Which, to be clear, John’s story does not!  The original Lazarus does not have special effects.  In fact, the high point of the drama is told in a very understated tones:  Jesus said, “Lazarus, come out!”  And wait for it . . . he did.  Only two verses of this forty-five verse story are devoted to the actual raising of Lazarus.  There are no flashes of light or rumbles of thunder, no heavenly trumpet fanfare or voice from the clouds – just a guy walking out of a tomb.  Sure, Jesus did look upward and pray in a loud voice so that everyone could hear and know where he got the ability to override death.  But he didn’t even move the stone.  You know, cinematically, he could have flung the stone aside or levitated it or had Lazarus come busting through it.  But that’s not how it happens.  Instead, Jesus commands those who are there to move the stone.  Curious that he didn’t just take care of it himself.

And then, as Lazarus comes stumbling out into the daylight, a real-life mummy, it’s not Jesus who does the unwrapping.  Instead, he orders the crowd to unbind him, and let him go.  That’s also curious to me, and fairly anticinematic.  I mean, imagine the tender scene if Jesus had rushed forward himself to greet his dear friend, gently unwrapping the bindings, sharing a warm embrace.  But that’s not how it happens.  He orders Lazarus’ friends and neighbors to set him free.

Both in the moving of the stone and the unwrapping of the graveclothes, Jesus invites other people to participate in bringing Lazarus to new life.  These details in this story – they touch me deeply.  Because they reinforce to me just how important we are to one another.  Jesus does the heavy lifting, of course.  But others help prepare the way and finish the task.  In my mind, this emphasizes just how critical a role we play in one another’s faith life.  Many people think of faith as private, a “me-and-Jesus” affair.  And don’t get me wrong – Jesus doesn’t need anyone to help him save us.  Just like he could have raised Lazarus all on his own, he doesn’t need anyone to help him to give us new life.  But he wants us to help one another.

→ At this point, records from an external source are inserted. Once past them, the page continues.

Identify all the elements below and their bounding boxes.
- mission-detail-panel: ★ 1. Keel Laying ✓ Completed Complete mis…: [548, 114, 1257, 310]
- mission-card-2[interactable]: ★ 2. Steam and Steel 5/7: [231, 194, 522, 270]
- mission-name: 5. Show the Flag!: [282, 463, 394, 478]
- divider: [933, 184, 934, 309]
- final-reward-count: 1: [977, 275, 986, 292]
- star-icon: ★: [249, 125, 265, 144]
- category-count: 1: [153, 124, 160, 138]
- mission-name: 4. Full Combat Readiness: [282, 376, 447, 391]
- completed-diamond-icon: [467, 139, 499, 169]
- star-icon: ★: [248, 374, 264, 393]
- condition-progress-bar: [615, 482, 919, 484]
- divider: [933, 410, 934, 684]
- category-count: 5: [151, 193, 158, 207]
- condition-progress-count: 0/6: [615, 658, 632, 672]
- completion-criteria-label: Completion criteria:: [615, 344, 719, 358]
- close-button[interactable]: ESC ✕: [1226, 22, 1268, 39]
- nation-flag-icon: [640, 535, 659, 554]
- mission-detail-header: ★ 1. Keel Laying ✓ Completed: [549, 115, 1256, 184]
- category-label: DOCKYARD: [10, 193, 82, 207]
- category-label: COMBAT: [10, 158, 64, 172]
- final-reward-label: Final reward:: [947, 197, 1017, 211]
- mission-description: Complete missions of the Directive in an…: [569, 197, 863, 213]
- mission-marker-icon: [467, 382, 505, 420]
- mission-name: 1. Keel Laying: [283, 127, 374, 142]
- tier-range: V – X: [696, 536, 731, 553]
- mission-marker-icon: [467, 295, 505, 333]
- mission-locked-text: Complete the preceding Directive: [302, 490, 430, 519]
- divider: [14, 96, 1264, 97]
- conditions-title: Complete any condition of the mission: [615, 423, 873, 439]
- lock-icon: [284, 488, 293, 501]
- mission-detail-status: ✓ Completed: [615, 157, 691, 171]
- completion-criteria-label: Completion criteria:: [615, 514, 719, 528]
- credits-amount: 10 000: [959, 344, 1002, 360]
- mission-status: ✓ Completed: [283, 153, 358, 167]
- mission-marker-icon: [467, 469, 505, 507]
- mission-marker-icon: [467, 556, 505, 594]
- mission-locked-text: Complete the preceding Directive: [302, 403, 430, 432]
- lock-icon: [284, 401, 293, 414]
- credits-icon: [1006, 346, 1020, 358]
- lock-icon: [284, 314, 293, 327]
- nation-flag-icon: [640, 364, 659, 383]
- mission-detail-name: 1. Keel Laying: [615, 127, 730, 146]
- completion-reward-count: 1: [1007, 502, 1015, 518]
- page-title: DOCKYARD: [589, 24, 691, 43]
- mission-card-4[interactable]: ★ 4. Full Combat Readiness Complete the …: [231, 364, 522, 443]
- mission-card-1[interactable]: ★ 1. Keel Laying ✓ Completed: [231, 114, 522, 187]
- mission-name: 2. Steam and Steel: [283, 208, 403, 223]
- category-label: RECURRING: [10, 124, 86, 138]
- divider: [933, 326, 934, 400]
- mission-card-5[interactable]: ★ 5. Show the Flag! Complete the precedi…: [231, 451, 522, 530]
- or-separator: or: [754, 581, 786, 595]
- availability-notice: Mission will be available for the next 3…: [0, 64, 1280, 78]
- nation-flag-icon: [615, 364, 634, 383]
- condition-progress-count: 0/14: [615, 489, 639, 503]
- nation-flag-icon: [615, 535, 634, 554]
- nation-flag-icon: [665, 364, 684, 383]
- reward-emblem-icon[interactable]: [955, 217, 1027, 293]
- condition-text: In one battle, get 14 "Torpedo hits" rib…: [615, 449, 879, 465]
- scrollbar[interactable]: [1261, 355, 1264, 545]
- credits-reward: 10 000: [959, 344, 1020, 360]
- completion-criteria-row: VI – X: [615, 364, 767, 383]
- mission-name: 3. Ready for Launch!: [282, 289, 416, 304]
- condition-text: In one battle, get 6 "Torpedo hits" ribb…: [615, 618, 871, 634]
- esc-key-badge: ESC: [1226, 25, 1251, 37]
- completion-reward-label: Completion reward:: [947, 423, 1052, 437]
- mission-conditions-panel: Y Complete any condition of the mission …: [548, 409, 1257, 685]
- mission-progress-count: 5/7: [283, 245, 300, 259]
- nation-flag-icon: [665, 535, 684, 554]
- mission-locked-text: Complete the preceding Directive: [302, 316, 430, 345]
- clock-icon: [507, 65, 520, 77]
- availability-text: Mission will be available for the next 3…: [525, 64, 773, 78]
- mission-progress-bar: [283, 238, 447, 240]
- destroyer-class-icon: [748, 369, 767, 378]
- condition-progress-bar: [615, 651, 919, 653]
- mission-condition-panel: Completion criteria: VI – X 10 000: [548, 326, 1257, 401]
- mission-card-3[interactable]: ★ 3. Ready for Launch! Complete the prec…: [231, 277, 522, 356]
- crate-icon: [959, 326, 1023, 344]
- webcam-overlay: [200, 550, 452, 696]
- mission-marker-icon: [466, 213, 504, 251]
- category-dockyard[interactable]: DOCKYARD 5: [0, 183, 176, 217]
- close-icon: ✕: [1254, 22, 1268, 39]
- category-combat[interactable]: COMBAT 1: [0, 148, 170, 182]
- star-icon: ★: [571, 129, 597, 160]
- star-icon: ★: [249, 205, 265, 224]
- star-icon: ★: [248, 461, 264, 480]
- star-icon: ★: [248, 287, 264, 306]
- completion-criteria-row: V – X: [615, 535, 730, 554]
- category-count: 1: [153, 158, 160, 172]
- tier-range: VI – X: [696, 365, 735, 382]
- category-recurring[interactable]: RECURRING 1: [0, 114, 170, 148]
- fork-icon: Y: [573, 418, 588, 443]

How many stones have your friends in Christ moved for you?  How many obstacles have they removed from your path?  Maybe they helped you to see some difficult situation in a better light.  Maybe they pitched in and helped with a difficult task or hugged you for encouragement, reminding you that you weren’t alone.  Maybe just the knowledge that they were praying for you helped you to get over whatever hump or hurdle you had in front of you.  When others move the stones for us, it helps us to get to the new and abundant life that Jesus wants for us.  We participate in one another’s salvation.

And how many times have your friends in Christ unbound you, unwrapped whatever was keeping you stuck in your dark, lonely tomb?  Maybe you’ve experienced that unbinding when you’re dealing with a loss or trying to figure out what to do, and your friends just let you talk, even though sometimes you feel like you’re saying the same thing over and over again.  Their listening sets you free.  Or maybe you’ve experienced them setting you free when you’ve just wanted to be left alone – left alone in your pain or perhaps left alone to avoid dealing with your pain – and yet your friends have continually invited you, encouraged you, bugged you even, to come out for coffee, to dinner, to church.  It’s like they’re trying to peel off layers of protection so that your heart can begin to heal.  Healing comes through community because love is made real in community.  And community in Christ is this:  wherever two or more are gathered in Jesus’ name, he is there in their midst.  In community, with one another, we help each other grow into the new life Jesus has given to us.

The story of Lazarus reminds us that community matters.  It may not sell a lot of tickets or take home an Oscar for best visual effects, but it sure makes a difference in our lives.  And its effects last way longer.  Community is the gift that keeps on giving.  See, after Jesus was gone, the community was still there for Lazarus.  And that same community of followers of Jesus Christ is still here for us.  We call it church.  And through it, we find new life.